Le Rêve (première édition 1853)
Traduction par J.-E. Voïnesco.
Les DoïnasJoël CherbuliezLittérature roumaine (p. 89-90).




XXVIII

LE RÊVE


C’était une plaine vaste et silencieuse, vaste comme le désert, muette comme la mort.

Là-haut, dans un doux mystère, pareille à un vaisseau doré, la lune voguait lentement sur l’azur sombre de la nuit.

J’étais à cheval sur un coursier fantastique qui dépassait les vents ; sa blanche crinière balayait la terre.

Dans la verte prairie mon coursier fuyait, sans toucher de ses pieds l’herbe du sentier.

Nous allions sur notre route avec la vitesse du rêve, comme deux esprits d’un autre monde, comme deux fantômes.

Nous volions aux rayons de la lune avec la rapidité de la pensée quand la douce espérance vient éveiller le cœur.

Tout à coup mon coursier s’arrête ; il avait aperçu trois ombres dans la plaine.

Trois blanches vierges, belles, élancées et plus brillantes que l’étoile de Vénus.

Toutes les trois tournoyaient légèrement dans une hora joyeuse, et leur douce voix chantait ainsi :

« Toi, qui privé des jouissances de la vie, cours dans la plaine obscure, viens trouver des consolations à ma cour brillante ; je te donnerai des palais dorés, des trésors inépuisables, et ton existence s’écoulera au sein du bonheur comme dans un paradis.

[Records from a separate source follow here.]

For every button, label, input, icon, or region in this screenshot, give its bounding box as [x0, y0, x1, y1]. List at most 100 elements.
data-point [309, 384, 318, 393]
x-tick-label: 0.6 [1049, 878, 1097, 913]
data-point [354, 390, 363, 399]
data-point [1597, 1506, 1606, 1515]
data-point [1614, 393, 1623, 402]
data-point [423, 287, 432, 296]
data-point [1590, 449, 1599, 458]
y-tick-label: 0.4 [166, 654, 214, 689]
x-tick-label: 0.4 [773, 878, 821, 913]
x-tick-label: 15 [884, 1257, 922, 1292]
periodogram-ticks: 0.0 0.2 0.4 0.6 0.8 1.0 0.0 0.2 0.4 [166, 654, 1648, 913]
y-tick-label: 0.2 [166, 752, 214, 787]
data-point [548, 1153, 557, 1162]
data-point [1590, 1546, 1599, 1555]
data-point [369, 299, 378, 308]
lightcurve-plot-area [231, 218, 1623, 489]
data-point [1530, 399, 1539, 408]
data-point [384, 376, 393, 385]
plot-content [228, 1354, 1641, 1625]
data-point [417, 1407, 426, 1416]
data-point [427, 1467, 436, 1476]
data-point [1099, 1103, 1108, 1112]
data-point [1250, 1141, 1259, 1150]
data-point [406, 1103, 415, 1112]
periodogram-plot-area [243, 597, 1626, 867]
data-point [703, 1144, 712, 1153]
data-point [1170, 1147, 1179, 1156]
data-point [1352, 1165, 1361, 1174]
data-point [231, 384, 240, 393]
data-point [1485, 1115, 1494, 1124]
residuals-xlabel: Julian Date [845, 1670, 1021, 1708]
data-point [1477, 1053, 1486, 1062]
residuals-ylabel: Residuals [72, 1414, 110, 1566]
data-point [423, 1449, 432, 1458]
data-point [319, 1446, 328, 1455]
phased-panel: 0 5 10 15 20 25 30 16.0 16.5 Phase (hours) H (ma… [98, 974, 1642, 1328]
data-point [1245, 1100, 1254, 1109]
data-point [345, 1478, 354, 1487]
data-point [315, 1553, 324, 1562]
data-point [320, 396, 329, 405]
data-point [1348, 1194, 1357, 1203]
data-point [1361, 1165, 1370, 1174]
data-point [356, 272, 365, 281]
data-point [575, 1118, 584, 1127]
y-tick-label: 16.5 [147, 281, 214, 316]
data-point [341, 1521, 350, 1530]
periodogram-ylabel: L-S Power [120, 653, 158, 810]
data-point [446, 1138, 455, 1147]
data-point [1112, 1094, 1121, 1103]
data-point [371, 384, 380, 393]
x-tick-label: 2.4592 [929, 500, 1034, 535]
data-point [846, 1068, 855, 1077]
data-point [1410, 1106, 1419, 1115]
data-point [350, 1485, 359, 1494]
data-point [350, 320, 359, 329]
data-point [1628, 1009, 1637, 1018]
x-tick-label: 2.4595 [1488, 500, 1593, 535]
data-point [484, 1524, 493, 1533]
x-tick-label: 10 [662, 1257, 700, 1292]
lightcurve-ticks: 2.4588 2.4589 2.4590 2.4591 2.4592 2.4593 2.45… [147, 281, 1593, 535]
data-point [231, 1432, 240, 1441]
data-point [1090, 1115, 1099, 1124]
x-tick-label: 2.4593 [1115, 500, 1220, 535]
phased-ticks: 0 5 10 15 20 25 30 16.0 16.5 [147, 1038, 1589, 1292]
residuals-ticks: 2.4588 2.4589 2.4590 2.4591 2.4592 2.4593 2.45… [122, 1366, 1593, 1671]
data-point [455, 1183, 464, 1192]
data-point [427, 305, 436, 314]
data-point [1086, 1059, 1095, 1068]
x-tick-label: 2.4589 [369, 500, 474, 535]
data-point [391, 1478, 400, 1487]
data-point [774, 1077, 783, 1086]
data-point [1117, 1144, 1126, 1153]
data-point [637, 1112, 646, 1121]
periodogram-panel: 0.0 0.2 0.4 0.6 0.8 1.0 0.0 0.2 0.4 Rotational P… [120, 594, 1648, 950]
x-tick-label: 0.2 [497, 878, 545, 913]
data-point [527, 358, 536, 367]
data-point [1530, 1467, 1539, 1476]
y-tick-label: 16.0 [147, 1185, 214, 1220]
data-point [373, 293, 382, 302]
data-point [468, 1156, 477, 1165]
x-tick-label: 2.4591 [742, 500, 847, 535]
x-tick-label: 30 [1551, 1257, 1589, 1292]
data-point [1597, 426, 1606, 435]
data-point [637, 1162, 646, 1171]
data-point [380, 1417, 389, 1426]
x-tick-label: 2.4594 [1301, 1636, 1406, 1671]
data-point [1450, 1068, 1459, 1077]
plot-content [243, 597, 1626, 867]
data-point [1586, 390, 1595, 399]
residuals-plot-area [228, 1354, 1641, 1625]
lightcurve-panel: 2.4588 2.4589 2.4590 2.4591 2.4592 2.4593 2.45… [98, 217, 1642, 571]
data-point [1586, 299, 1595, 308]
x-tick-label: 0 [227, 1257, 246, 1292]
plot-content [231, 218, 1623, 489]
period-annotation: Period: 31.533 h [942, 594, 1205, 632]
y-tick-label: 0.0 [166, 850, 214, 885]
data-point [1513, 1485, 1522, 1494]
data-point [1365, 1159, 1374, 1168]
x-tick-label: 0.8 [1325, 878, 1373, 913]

« Toi qui cours, exempt de désirs, dans la plaine solitaire, viens que je te couvre de mes rayons resplendissants ; la gloire de ton nom volera à la postérité et sera éternellement entourée d’un divin prestige.

« Toi qui, sans affection dans la vie, cours dans la plaine déserte, viens rehausser ton cœur au flambeau de l’amour ; ton âme et ton esprit éprouveront des jouissances divines au contact d’un cœur enflammé pour toi. »

Ému de ce chant harmonieux, je lançai mon coursier à la rencontre des trois ombres, mais tout à coup je les vis s’envoler dans le ciel.

Elles m’apparurent d’abord comme des aigles, puis comme des hirondelles, et puis comme de petites étoiles qui se perdirent parmi les astres.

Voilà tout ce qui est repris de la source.